Don Manuel, como era tratado por todos os membros do Partido Popular (PP), não resistiu a uma infecção respiratória e faleceu rodeado pelos seus filhos.

Fontes da família confirmaram que Fraga, de 89 anos, morreu na noite de domingo no seu domicílio, em Madrid, vítima de uma paragem cardíaca. A saúde de Fraga deteriorava-se desde o início do ano, quando começou a sentir uma forte tosse, uma situação que se agravou até levar ao problema respiratório que começou a materializar-se no final da semana passada.

O estado de saúde do fundador do PP e ex-presidente do Governo Regional galego agravou-se no domingo passado, como consequência de problemas respiratórios.

Fontes familiares confirmaram que Fraga será enterrado na localidade de Perbes, na província galega da Corunha, cumprindo assim um desejo expresso várias vezes por Fraga. O corpo será velado na sua casa em Madrid, por desejo da família, apesar de o Congresso, o Senado e a Junta da Galiza terem disponibilizado instalações oficiais para que o corpo ficasse em câmara ardente.

Manuel Fraga Iribarne ocupou um papel chave nas últimas décadas da vida política espanhola, com um papel decisivo durante a ditadura de Francisco Franco - chegou a integrar o seu Governo - durante a transição e já na democracia.

Retirado formalmente da vida pública desde 2011, Manuel Fraga nasceu em Villalba a 23 de Novembro de 1922, tendo-se formado em direito político, ciências políticas e constitucionais.

Com um currículo político e governativo que começou ainda durante a ditadura franquista, nos anos 50 do século passado, Fraga foi ministro da Informação entre 1962 e 1969, vice-presidente do Governo (entre 1975 e 1976 e presidente da Junta da Galiza durante 15 anos, entre 1990 e 2005.

Fraga, um dos pais da Constituição espanhola de 1978, fundou o partido Reforma Democrática, que foi o embrião da Aliança Popular e do actual PP.

O seu primeiro cargo político de relevo foi o de ministro da Informação e Turismo no 9.º Governo nacional de Espanha (1962 a 1965), durante a ditadura franquista.

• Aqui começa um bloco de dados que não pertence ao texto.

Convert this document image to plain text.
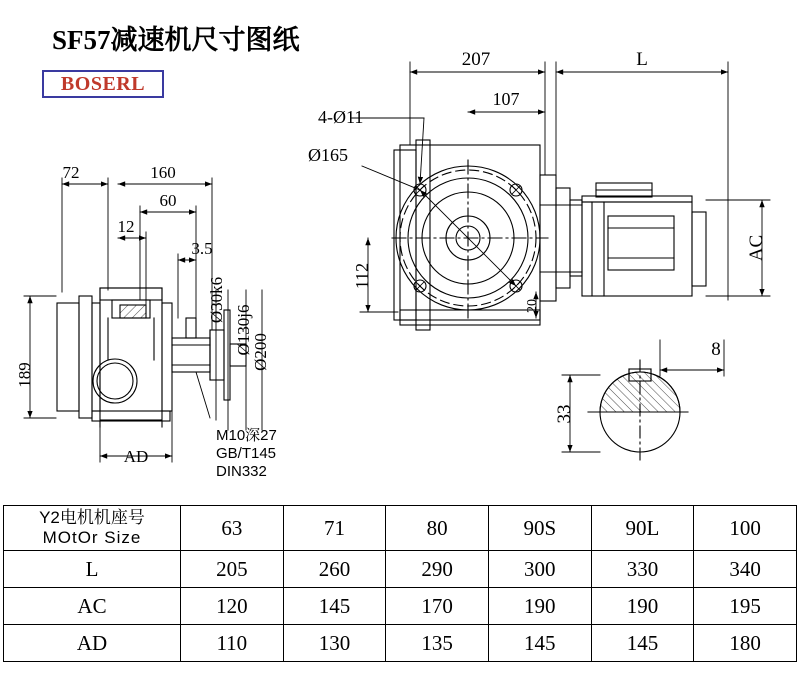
SF57减速机尺寸图纸
BOSERL
72	160
60
12
3.5
189
AD
Ø30k6
Ø130j6
Ø200
M10深27
GB/T145
DIN332
207	L
107
4-Ø11
Ø165
112
20
AC
8
33
Y2电机机座号
MOtOr Size	63	71	80	90S	90L	100
L	205	260	290	300	330	340
AC	120	145	170	190	190	195
AD	110	130	135	145	145	180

É da sua época o slogan turístico, usado durante décadas, de "Spain is different".

Considerado politicamente mais aberto, apesar de leal à ditadura, criou, entre outras, a Lei de Prensa e Imprenta (Lei da Imprensa e Impressão), conhecida como a Lei Fraga, que eliminava a censura prévia e foi muitas vezes - como porta-voz do Governo - encarregado de informar da execução de prisioneiros políticos.

Do Governo, Fraga seguiu para Londres, com embaixador, regressando a Madrid para ocupar cargos como procurador nas Cortes, acabando por abandonar a vida política para trabalhar no sector privado.

Em 1975 regressou à vida pública de relevo, sendo nomeado vice-presidente e ministro da Governação do Governo liderado por Carlos Árias Navarro.

Um ano depois, criou o partido Reforma Democrática - inicialmente com políticos activos do regime de Franco considerados favoráveis a maior abertura - e, finalmente, criou a Aliança Popular, partido através do qual se apresenta como candidato à presidência do Governo nas primeiras eleições democráticas.

Derrotado, participou, nos anos seguintes, na elaboração da Constituição Espanhola e, posteriormente, já com a Coligação Popular, tornou-se no líder da oposição, quintuplicando o apoio da direita ao seu partido.

Em 1987 tornou-se eurodeputado e em 1989 participou na refundação da Aliança Popular como Partido Popular, que passou a ser liderado por José Maria Aznar.

Fraga regressou à Galiza e apresentou-se às eleições regionais, que venceu com maioria absoluta, governando na região durante 15 anos até 2005, quando perdeu a maioria absoluta e o Governo Regional.

Em 2006 entrou no Senado - designado pelo parlamento galego - e a 2 de Setembro do ano passado anunciou a sua renúncia à política activa.